I am solving some calculus exercises, and encountered one which put me into a confusion. It requires to:
determine how many solutions the system has
provide geometrical interpretation of each solution as plane in space for any k
determine number of solutions for system if k is such that second plane passes through point Q=(1, 1, 1).
The system itself is:
x-4y+3z=0
2x-7y+kz=2
3y-6z=-3
By applying Cramer's rule I have found:
dX/D = (12k-93)/(-3k+12) dY/D = (-30+3k)/(-3k+12) dZ/D = (-9)/(-3k+12)
And after that I don't really understand how to proceed. I have tried to find value of k for every equation and then perform division (e.g. for dZ/D is -9/4=2,25), but I think this is a wrong strategy, which doesn't bring me to anything.

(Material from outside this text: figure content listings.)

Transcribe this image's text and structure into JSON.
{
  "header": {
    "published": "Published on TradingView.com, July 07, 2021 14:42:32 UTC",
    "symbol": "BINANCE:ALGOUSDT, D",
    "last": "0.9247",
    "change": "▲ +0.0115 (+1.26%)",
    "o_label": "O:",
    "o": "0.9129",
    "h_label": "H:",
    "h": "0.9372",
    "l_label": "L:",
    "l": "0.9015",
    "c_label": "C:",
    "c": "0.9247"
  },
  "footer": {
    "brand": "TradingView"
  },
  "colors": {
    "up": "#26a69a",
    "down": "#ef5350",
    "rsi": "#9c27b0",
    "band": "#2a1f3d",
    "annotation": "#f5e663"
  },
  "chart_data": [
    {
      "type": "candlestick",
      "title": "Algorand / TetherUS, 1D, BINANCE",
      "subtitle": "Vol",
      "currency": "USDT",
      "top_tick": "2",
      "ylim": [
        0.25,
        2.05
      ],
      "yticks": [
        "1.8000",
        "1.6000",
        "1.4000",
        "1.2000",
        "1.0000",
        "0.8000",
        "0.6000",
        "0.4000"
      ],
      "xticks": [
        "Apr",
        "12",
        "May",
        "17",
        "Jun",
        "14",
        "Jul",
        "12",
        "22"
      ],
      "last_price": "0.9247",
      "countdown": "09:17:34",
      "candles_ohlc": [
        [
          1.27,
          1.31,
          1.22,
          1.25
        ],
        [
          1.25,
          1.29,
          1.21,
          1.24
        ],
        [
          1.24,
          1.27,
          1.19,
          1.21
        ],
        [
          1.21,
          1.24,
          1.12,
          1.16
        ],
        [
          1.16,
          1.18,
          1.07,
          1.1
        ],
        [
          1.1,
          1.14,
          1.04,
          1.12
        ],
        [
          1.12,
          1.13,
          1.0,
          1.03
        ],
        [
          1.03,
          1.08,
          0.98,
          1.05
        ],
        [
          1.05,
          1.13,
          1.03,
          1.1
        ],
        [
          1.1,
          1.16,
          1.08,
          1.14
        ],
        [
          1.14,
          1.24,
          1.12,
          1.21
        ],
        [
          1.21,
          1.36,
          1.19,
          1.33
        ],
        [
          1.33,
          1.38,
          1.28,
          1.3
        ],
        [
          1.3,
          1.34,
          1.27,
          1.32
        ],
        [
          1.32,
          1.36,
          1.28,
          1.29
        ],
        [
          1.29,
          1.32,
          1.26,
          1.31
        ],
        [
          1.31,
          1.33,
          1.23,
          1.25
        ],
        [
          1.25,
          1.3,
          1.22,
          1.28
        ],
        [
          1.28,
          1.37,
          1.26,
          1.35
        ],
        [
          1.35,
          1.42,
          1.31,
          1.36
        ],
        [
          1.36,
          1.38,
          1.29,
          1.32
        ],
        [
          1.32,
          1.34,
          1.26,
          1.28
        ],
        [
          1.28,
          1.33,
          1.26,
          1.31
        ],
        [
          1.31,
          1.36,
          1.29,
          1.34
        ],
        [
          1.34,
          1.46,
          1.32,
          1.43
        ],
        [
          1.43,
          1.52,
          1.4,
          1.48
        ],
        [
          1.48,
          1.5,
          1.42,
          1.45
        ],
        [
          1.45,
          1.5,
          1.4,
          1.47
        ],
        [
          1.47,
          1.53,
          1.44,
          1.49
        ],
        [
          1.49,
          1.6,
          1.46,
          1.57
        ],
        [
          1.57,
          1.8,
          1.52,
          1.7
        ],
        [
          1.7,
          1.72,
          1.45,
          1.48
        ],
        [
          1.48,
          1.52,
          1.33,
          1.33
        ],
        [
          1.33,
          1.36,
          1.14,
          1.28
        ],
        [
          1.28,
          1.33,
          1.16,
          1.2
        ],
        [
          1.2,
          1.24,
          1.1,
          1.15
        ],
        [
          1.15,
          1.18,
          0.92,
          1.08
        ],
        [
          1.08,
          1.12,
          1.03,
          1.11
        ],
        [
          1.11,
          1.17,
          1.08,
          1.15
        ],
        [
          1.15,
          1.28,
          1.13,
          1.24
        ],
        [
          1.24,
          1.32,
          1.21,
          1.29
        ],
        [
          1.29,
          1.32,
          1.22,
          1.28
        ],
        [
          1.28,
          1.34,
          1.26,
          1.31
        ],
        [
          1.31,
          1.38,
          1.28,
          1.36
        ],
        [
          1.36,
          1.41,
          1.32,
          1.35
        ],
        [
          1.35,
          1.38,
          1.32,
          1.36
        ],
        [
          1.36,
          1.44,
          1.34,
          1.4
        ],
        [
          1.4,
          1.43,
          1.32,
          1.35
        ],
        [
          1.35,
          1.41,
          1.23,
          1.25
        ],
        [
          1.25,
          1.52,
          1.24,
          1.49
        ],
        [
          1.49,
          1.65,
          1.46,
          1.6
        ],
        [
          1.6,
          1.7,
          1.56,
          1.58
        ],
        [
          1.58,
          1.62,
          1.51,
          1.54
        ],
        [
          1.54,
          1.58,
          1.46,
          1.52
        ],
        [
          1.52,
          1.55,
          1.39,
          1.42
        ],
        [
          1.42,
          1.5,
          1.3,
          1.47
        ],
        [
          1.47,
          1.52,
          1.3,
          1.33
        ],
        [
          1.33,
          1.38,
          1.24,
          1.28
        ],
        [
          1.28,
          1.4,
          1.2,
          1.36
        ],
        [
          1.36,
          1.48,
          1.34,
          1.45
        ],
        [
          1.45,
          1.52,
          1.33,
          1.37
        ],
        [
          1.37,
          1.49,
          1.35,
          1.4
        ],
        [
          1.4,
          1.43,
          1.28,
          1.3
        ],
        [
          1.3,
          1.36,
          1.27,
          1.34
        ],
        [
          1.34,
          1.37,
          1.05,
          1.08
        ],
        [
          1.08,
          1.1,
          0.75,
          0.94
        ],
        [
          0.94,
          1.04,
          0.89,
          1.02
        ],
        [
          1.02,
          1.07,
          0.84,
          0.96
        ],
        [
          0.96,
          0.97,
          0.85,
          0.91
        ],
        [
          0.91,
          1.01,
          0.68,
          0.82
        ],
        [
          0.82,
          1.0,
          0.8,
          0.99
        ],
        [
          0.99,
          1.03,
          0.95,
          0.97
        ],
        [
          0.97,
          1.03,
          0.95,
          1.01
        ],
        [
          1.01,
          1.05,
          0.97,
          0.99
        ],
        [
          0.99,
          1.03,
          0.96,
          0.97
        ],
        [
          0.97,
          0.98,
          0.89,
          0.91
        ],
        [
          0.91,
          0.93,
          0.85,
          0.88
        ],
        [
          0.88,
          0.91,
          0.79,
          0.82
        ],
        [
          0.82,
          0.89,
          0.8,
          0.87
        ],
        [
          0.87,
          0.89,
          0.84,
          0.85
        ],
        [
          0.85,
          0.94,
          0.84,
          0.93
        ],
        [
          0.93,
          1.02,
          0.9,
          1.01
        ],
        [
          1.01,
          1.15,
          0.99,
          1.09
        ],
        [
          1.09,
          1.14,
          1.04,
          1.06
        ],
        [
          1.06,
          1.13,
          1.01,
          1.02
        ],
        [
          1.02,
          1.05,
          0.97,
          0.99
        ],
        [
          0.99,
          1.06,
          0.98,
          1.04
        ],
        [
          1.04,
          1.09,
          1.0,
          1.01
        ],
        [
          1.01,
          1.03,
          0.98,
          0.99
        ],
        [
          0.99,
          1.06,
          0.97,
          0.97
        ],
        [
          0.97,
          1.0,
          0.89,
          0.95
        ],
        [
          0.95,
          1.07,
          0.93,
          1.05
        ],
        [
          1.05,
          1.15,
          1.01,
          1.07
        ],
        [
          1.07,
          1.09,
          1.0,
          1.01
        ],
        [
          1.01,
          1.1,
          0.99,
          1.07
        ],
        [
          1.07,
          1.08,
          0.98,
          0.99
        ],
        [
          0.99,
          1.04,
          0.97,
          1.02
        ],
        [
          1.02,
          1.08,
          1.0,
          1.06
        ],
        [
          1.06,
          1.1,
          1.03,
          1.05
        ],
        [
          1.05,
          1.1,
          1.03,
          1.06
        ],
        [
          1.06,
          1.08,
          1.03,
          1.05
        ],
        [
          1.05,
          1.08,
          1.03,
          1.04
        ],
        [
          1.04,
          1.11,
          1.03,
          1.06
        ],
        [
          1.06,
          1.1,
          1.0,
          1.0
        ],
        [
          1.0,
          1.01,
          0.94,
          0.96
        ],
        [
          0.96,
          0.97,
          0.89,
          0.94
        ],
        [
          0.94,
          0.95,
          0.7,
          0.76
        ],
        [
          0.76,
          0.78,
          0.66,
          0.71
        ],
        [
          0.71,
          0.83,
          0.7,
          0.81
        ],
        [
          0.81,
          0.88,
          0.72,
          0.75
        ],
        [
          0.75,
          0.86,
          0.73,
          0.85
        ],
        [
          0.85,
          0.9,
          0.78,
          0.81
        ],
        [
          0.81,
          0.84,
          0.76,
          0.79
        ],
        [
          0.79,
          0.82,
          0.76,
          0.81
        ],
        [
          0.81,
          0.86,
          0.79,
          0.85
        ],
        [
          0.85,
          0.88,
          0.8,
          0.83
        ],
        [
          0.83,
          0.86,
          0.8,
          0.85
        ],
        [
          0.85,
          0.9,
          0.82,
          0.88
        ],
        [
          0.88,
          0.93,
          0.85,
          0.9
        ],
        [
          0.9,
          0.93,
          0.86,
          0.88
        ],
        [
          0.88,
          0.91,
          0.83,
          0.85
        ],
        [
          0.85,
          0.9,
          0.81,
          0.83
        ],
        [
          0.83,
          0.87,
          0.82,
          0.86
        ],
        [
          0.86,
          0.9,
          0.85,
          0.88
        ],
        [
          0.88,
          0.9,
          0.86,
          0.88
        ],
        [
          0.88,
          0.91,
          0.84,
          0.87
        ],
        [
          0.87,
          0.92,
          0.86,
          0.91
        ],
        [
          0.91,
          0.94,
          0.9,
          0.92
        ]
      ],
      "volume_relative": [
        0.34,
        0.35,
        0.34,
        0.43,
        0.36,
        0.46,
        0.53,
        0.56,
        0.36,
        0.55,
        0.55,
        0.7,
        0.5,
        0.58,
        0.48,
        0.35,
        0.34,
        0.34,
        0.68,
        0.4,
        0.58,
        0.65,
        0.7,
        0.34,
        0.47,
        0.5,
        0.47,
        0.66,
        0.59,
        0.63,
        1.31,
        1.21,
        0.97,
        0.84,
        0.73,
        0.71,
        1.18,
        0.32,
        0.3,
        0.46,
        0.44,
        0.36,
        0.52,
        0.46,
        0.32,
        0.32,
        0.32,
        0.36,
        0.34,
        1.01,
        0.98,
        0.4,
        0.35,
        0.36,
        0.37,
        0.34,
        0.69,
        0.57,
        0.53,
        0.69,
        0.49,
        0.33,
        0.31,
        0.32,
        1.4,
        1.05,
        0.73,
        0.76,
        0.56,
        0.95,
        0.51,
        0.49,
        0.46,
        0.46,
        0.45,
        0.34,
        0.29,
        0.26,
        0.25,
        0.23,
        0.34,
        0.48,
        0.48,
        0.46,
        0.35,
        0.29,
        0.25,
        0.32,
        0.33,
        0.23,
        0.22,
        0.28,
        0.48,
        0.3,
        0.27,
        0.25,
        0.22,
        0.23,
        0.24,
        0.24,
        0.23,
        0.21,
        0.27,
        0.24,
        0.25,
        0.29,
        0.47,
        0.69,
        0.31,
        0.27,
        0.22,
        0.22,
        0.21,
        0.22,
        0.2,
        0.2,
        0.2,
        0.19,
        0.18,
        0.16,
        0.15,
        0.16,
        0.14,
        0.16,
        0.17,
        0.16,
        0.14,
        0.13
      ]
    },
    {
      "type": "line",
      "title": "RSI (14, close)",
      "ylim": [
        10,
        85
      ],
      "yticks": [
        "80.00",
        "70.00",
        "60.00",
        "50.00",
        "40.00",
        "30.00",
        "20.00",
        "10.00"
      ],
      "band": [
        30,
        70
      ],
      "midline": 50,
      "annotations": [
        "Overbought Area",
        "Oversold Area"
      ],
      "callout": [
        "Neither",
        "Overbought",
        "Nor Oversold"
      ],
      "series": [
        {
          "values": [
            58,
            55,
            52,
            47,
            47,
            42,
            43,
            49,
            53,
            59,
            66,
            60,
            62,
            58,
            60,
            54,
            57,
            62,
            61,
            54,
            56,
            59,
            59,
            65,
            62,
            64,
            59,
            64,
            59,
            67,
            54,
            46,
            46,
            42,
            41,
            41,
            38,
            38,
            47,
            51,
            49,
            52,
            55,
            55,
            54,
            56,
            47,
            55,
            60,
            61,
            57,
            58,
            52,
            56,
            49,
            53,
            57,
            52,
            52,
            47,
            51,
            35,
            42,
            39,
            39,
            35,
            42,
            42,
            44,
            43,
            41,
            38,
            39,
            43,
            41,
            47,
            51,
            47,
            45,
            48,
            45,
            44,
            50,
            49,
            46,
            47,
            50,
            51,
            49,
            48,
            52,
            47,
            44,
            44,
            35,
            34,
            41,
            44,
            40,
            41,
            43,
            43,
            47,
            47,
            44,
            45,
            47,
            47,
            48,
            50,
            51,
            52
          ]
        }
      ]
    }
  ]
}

I would be grateful for couple of hints on how to proceed with solution.
P.S. sorry for messiness, didn't figure out how to use MathJax yet.
The first thing I note is that the third equation, 3y- 6z= -3 doesn't involve x (and can be more simply written as y- 2z= -1) so I would eliminate x from the other two equations, x- 4y+ 3z= 0 and 2x+ 7y+ kz= 2 (you have "+kx" but I assume that was a typo). Of course x= 4y- 4z so 2(4y- 4z)+ 7y+ kz= 15y- (8- k)z= 2. Since y= 2z- 1, that is 30z- 15- (8- k)z= (22- k)z- 15= 2 and then z= 17/(22- k). If k is not 22, there is a single solution. If k= 22 there are NO solutions.